De hecho, no todos los negros que presenciaron la esclavitud creyeron que era un legado que tanto ellos como sus hijos llevarían siempre como una carga.[20] Medio siglo después de la Emancipación, la esclavitud tampoco era un tema principal entre los historiadores blancos, aunque por diversas razones.* (Se refiere a la Proclamación de Emancipación, realizada por el presidente de Estados Unidos Abraham Lincoln en 1,863. Supuso la liberación de la población esclavizada del sur del país, en el contexto de la guerra civil americana (N. del T.)
La historiografía estadounidense, por motivos quizá no demasiado diferentes de su homóloga brasileña, produjo sus propios silencios sobre la esclavitud afro-americana. A comienzos de este siglo, existieron blancos y negros en Norteamérica que sostuvieron la relevancia simbólica y analítica de la esclavitud para el presente que estaban viviendo.[21]
Tales debates sugieren que la relevancia histórica no procede directamente del impacto original de un acontecimiento, o del modo en que es registrado, o incluso de la continuidad de ese registro.
Los debates sobre El Álamo, el Holocausto, o el significado de la esclavitud de Estados Unidos no sólo implican a historiadores profesionales, sino también a líderes étnicos y religiosos, representantes políticos, periodistas, y a varias asociaciones dentro de la sociedad civil, así como a ciudadanos individuales, no todos activistas. Esta variedad de sujetos narradores es una más de las numerosas evidencias de que las teorías de la Historia tienen un alcance limitado en el campo de la producción histórica. Estas teorías minusvaloran totalmente el tamaño, la relevancia y la complejidad de los lugares superpuestos en los que se produce la Historia, especialmente fuera de la academia.[22]

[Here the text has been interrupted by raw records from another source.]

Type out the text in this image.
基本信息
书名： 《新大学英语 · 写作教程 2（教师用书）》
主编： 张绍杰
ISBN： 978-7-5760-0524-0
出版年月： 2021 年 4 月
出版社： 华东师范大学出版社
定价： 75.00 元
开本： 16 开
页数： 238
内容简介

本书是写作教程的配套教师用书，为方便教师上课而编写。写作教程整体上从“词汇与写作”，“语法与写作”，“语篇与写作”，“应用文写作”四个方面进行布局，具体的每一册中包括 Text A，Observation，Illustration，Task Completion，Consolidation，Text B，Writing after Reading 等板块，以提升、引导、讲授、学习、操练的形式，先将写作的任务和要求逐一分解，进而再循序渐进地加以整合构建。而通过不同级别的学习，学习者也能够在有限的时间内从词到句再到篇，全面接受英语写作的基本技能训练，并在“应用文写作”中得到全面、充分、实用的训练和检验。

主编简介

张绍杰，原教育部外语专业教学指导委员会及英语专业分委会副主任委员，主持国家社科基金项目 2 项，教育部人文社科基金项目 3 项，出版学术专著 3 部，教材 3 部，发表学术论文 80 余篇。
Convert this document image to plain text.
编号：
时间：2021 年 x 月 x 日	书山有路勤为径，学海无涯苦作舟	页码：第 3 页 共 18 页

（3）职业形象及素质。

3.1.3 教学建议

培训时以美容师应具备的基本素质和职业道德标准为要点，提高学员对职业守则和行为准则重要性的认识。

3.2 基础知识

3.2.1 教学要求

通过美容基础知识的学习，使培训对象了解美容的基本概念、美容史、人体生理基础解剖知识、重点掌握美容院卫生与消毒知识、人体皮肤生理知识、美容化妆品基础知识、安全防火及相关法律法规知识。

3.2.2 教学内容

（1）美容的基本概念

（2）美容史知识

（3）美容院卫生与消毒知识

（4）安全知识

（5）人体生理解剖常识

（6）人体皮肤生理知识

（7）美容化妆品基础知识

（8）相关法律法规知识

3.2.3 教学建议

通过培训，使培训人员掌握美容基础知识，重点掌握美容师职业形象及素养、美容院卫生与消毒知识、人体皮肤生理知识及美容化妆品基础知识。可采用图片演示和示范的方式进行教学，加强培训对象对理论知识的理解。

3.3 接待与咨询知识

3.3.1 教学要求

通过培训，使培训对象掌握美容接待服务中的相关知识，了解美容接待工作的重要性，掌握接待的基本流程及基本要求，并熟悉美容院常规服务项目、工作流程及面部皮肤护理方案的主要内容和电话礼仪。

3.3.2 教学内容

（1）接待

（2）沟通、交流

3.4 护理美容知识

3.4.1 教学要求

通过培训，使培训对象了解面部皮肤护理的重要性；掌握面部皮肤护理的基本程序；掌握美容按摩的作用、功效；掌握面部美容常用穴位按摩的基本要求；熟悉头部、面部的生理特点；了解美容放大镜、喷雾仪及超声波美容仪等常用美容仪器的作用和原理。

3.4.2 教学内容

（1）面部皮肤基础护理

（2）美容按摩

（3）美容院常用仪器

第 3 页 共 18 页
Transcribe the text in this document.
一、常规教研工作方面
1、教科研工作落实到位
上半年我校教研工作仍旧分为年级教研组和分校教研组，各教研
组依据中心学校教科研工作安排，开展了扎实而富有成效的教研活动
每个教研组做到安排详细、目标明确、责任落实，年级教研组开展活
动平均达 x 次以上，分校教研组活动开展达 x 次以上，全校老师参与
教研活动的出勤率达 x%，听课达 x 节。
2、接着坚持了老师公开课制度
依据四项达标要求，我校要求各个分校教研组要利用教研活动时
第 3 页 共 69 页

La fuerza del gremio histórico varía entre una y otra sociedad. Incluso en sociedades altamente complejas donde el peso del gremio es relevante, tampoco la producción de los historiadores es un corpus cerrado. Más bien, la producción interactúa no sólo con el trabajo de otros académicos, sino también especialmente con la Historia producida fuera de las universidades. Por tanto, la conciencia de la Historia no es sólo activada por los académicos. Todos somos historiadores aficionados con varios grados de conciencia sobre nuestra producción. También aprendemos Historia de otros aficionados como nosotros. Las universidades y las editoriales universitarias no son el único lugar de producción de la narrativa histórica. Los libros se venden incluso mejor que los gorros de piel de mapache en la tienda de El Álamo, de los cuales media docena de títulos de historiadores aficionados venden más de 400.000 dólares al año. Como sostiene Marc Ferro, la Historia tiene muchas chimeneas y los académicos no son los únicos profesores de Historia sobre la tierra.[23]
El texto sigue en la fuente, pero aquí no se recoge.